Piquette was one of five Alberta MLAs who attended the National Conference of State Legislatures (NCSL) summit from Aug. 6-9.
The NCSL is a bipartisan organization originally established in 1975 with the mission of supporting, defending and strengthening its member state legislatures. The group included both New Democratic Party (NDP) and United Conservative Party (UCP) members.
Besides Alberta, other provinces also sent representatives to the conference. Piquette said the purpose of the summit is to exchange tips and advice between states, and to come up with a common agenda when dealing with the federal government.
The NDP MLA said he was surprised by the latitude given to state governments in the American political system, particularly in areas like health care and education.
“I do have a Political Science degree, but I didn’t really delve too deep into American state politics,” he said. “Because we view them through the mass media, everything we see is focused on (the federal government in) Washington.”

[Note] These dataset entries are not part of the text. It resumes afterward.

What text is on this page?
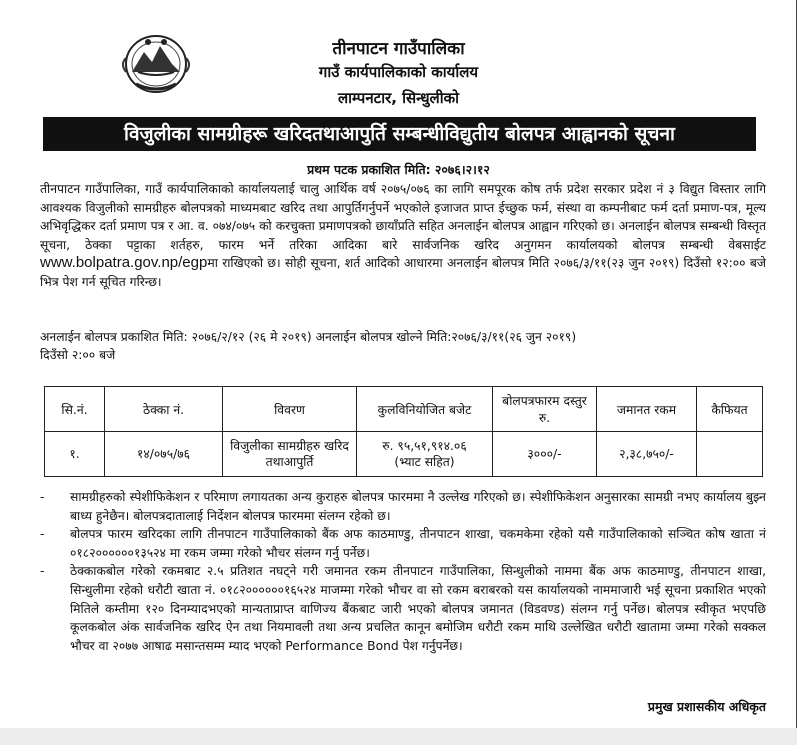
तीनपाटन गाउँपालिका
गाउँ कार्यपालिकाको कार्यालय
लाम्पनटार, सिन्धुलीको
विजुलीका सामग्रीहरू खरिदतथाआपुर्ति सम्बन्धीविद्युतीय बोलपत्र आह्वानको सूचना
प्रथम पटक प्रकाशित मिति: २०७६।२।१२

तीनपाटन गाउँपालिका, गाउँ कार्यपालिकाको कार्यालयलाई चालु आर्थिक वर्ष २०७५/०७६ का लागि समपूरक कोष तर्फ प्रदेश सरकार प्रदेश नं ३ विद्युत विस्तार लागि आवश्यक विजुलीको सामग्रीहरु बोलपत्रको माध्यमबाट खरिद तथा आपुर्तिगर्नुपर्ने भएकोले इजाजत प्राप्त ईच्छुक फर्म, संस्था वा कम्पनीबाट फर्म दर्ता प्रमाण-पत्र, मूल्य अभिवृद्धिकर दर्ता प्रमाण पत्र र आ. व. ०७४/०७५ को करचुक्ता प्रमाणपत्रको छायाँप्रति सहित अनलाईन बोलपत्र आह्वान गरिएको छ। अनलाईन बोलपत्र सम्बन्धी विस्तृत सूचना, ठेक्का पट्टाका शर्तहरु, फारम भर्ने तरिका आदिका बारे सार्वजनिक खरिद अनुगमन कार्यालयको बोलपत्र सम्बन्धी वेबसाईट www.bolpatra.gov.np/egpमा राखिएको छ। सोही सूचना, शर्त आदिको आधारमा अनलाईन बोलपत्र मिति २०७६/३/११(२३ जुन २०१९) दिउँसो १२:०० बजे भित्र पेश गर्न सूचित गरिन्छ।

अनलाईन बोलपत्र प्रकाशित मिति: २०७६/२/१२ (२६ मे २०१९) अनलाईन बोलपत्र खोल्ने मिति:२०७६/३/११(२६ जुन २०१९)
दिउँसो २:०० बजे
सि.नं.	ठेक्का नं.	विवरण	कुलविनियोजित बजेट	बोलपत्रफारम दस्तुर रु.	जमानत रकम	कैफियत
१.	१४/०७५/७६	विजुलीका सामग्रीहरु खरिद तथाआपुर्ति	रु. ९५,५१,९१४.०६
(भ्याट सहित)	३०००/-	२,३८,७५०/-	
- सामग्रीहरुको स्पेशीफिकेशन र परिमाण लगायतका अन्य कुराहरु बोलपत्र फारममा नै उल्लेख गरिएको छ। स्पेशीफिकेशन अनुसारका सामग्री नभए कार्यालय बुझ्न बाध्य हुनेछैन। बोलपत्रदातालाई निर्देशन बोलपत्र फारममा संलग्न रहेको छ।
- बोलपत्र फारम खरिदका लागि तीनपाटन गाउँपालिकाको बैंक अफ काठमाण्डु, तीनपाटन शाखा, चकमकेमा रहेको यसै गाउँपालिकाको सञ्चित कोष खाता नं ०१८२००००००१३५२४ मा रकम जम्मा गरेको भौचर संलग्न गर्नु पर्नेछ।
- ठेक्काकबोल गरेको रकमबाट २.५ प्रतिशत नघट्ने गरी जमानत रकम तीनपाटन गाउँपालिका, सिन्धुलीको नाममा बैंक अफ काठमाण्डु, तीनपाटन शाखा, सिन्धुलीमा रहेको धरौटी खाता नं. ०१८२००००००१६५२४ माजम्मा गरेको भौचर वा सो रकम बराबरको यस कार्यालयको नाममाजारी भई सूचना प्रकाशित भएको मितिले कम्तीमा १२० दिनम्यादभएको मान्यताप्राप्त वाणिज्य बैंकबाट जारी भएको बोलपत्र जमानत (विडवण्ड) संलग्न गर्नु पर्नेछ। बोलपत्र स्वीकृत भएपछि कूलकबोल अंक सार्वजनिक खरिद ऐन तथा नियमावली तथा अन्य प्रचलित कानून बमोजिम धरौटी रकम माथि उल्लेखित धरौटी खातामा जम्मा गरेको सक्कल भौचर वा २०७७ आषाढ मसान्तसम्म म्याद भएको Performance Bond पेश गर्नुपर्नेछ।
प्रमुख प्रशासकीय अधिकृत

Piquette said these states are also facing a lot of the same challenges as Alberta, such as the opioid epidemic. In particularly, fentanyl use is at epidemic levels. He noted that Alberta has, in some ways, struggled harder with the opioid epidemic due to the abuse of OxyContin.
Although it has since been banned, widespread OxyContin abuse resulted in Canada becoming the highest opioid-consuming country in the world. On a related note, many states are also grappling with how to implement the legalization of cannabis, he said.
“It’s neat to see similar problems being looked at from different perspectives,” said Piquette. “Sometimes it’s not applicable, but then sometimes they can come up with things that we would not have necessarily thought of. It’s pretty enlightening.”
As well, there were numerous seminars on topics such as infrastructure challenges, climate change and funding post-secondary education.
“It was really rich and diverse,” he added. Piquette recalled attending one presentation on climate change where the speakers assured the attendees from various countries that they didn’t share President Donald Trump’s views on the subject. “The great majority of U.S. states are strongly committed to moving ahead on renewable energy and climate change strategies,” he said. “They basically said, ‘We know it’s real, and we know it’s already impacting us. Let’s keep working together.’”
Aside from attending conferences and hearing how other states are trying to solve problems common to Alberta, Piquette said the group’s purpose was to network with colleagues and find connections on the issues that interested them. “A big part of it is just to be around the table,” he said.
As indicated above, Piquette was particularly interested in the subjects of climate change, cannabis legalization and the fentanyl epidemic.
He said he also attended one presentation on distance education where, upon speaking to the presenters, they instantly recognized the name of Athabasca University. “Athabasca University still has a very enviable international reputation,” he said.